Here, as per our interest, it is sports. It can be any other pursuit as well―music, art, and or even singing. Hence, isn't it fair enough to let students get exposed to numerous experiences and choose what suits them best. If someone can be a great soccer player, why should he try to become a chemical engineer?
Hence, it is important to promote talent, and that can be achieved by paying college athletes who show promising talent. Besides that, college sport is not just a regional affair now.
Local athletes and players act as representatives for their respective cities and places. They're like sources from which talent is born, and gradually they battle in the national and international arena. We know it's a difficult journey, but mind you, it is not an impossible task.
The mind set of college management teams must be to balance sports and studies. If that is a reason not enough to promote scholarships for college students, consider this. There are many financial gains that come with promoting local sports and athletes.
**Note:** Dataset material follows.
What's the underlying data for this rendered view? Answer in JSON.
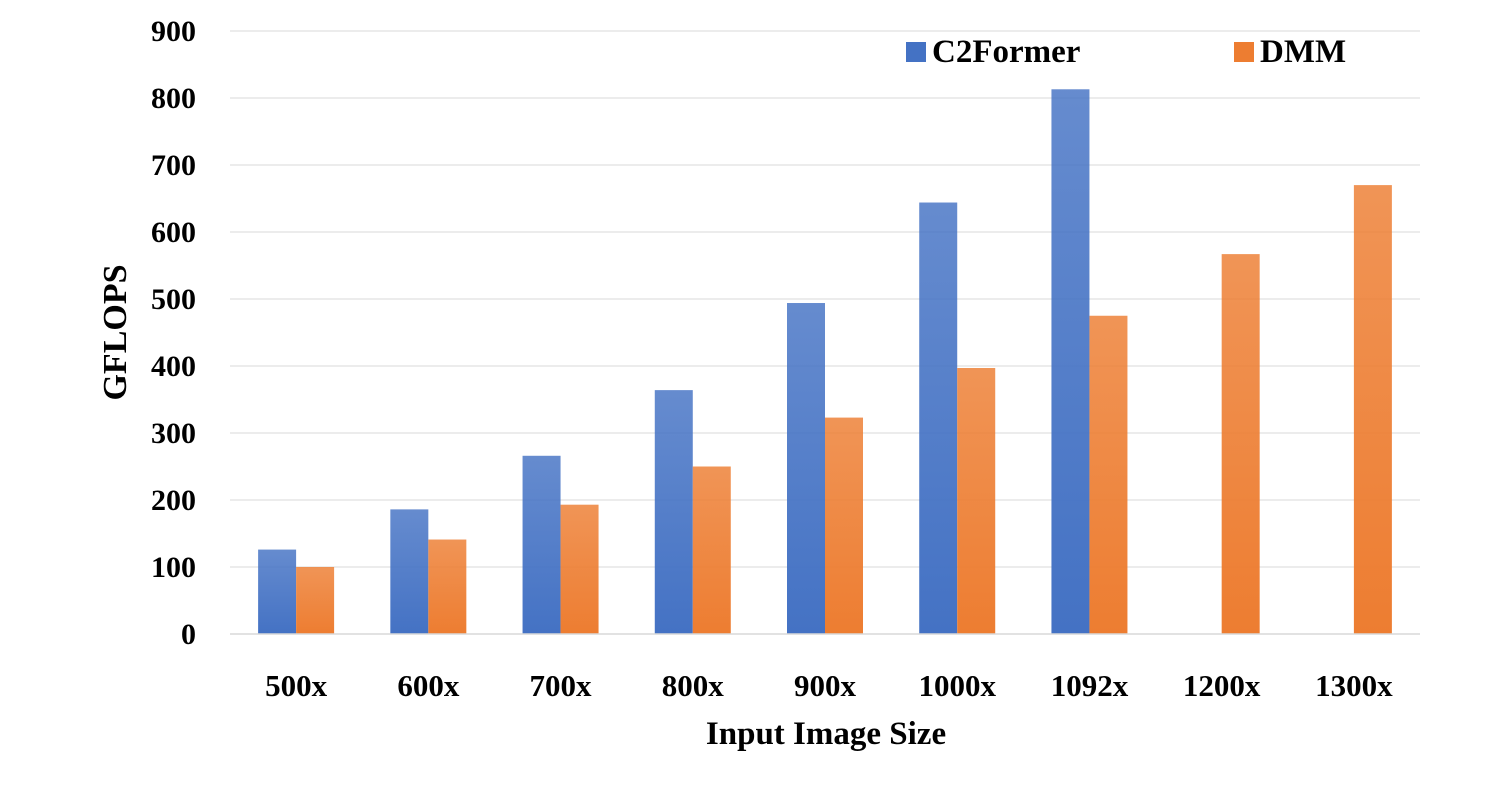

College games are still a favorite national past-time of most Americans, who love to spend their weekends enjoying some hours of baseball or American football games. The crowd these college students attract and the revenue generated is good enough for schools to kick start several important projects. If not anything, it adds to school revenue.
Another argument that needs to be discussed is that college athletes act as a source of marketing for billion-dollar super bowl matches. If the National Collegiate Athletic Association (NCAA) is able to earn revenues to the tune of billions, sponsored by biggies like Pepsi and FedEx, it makes sense to pay college athletes.
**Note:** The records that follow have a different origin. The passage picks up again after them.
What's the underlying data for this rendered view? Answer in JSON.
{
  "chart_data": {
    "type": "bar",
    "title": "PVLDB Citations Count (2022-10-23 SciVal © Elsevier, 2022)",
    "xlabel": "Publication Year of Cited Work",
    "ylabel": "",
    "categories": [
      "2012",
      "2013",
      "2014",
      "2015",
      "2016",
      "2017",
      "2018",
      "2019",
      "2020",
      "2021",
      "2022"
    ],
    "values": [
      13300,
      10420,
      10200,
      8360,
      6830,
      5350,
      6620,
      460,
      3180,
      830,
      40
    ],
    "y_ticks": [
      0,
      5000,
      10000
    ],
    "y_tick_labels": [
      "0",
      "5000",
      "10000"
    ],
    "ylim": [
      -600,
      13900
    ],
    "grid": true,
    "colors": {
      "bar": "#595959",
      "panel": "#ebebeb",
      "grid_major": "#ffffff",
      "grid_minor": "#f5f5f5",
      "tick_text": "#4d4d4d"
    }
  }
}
After all, when schools and colleges earn huge revenues through college athletics programs, it makes sense to pay them some fees for entertainment and education purposes. Not paying college athletes can be taken as exploitation by schools and colleges.
Supporters of salaries for college athletes argue that college scholarships, though propagated by schools and colleges to be sufficient for students, is not always plentiful for them.


We need to think of the sports that are popular in the US. Basketball, baseball, and American football. That's it. It is these 3 sports that people are most frantic about in the US. These are the sports careers that have the highest potential of glitz, glamor, and money. Except these, minority sports are not promoted to a large extent.
The problems with most schools and colleges is that except for these 3 sports, it is not easy to pay college athletes for every sport that is not so popular. So, if they pay for 3 sports and ignore others, it is surely an open invitation to divisiveness.
Money generated in minority sports is often not enough to even fund salaries of players. So to avoid the headache, many colleges don't keep any fee for college athletes.
One of the main arguments given against paying money to college athletes is that if athletes in college are paid, they may no more be amateurs. Salary caps are for professional players and not for college athletes.
Also many sports coaches and scholars argue that paying money to college athletes can get them involved in poor sportsmanship conduct as they may lose focus from sports, at ages when they must solely focus on developing their skills.
People against college athletic salaries also support their viewpoint by the argument that most of the athletic scholarships given to students are already sufficient to provide compensation to college athletes.
With the help of college scholarships, college players are able to support their studies, pay for tuition, hostel, books, meals, and housing facilities. If all needs of college athletes are being met by scholarships, it is unfair to grant them some salaries and expose them to the professional world at an immature age.
It is certainly justifiable to allot some money for college athletes. Though, it may not be whopping salaries like those of rich football club players, certainly some monetary support can go a long way in encouraging college athletes.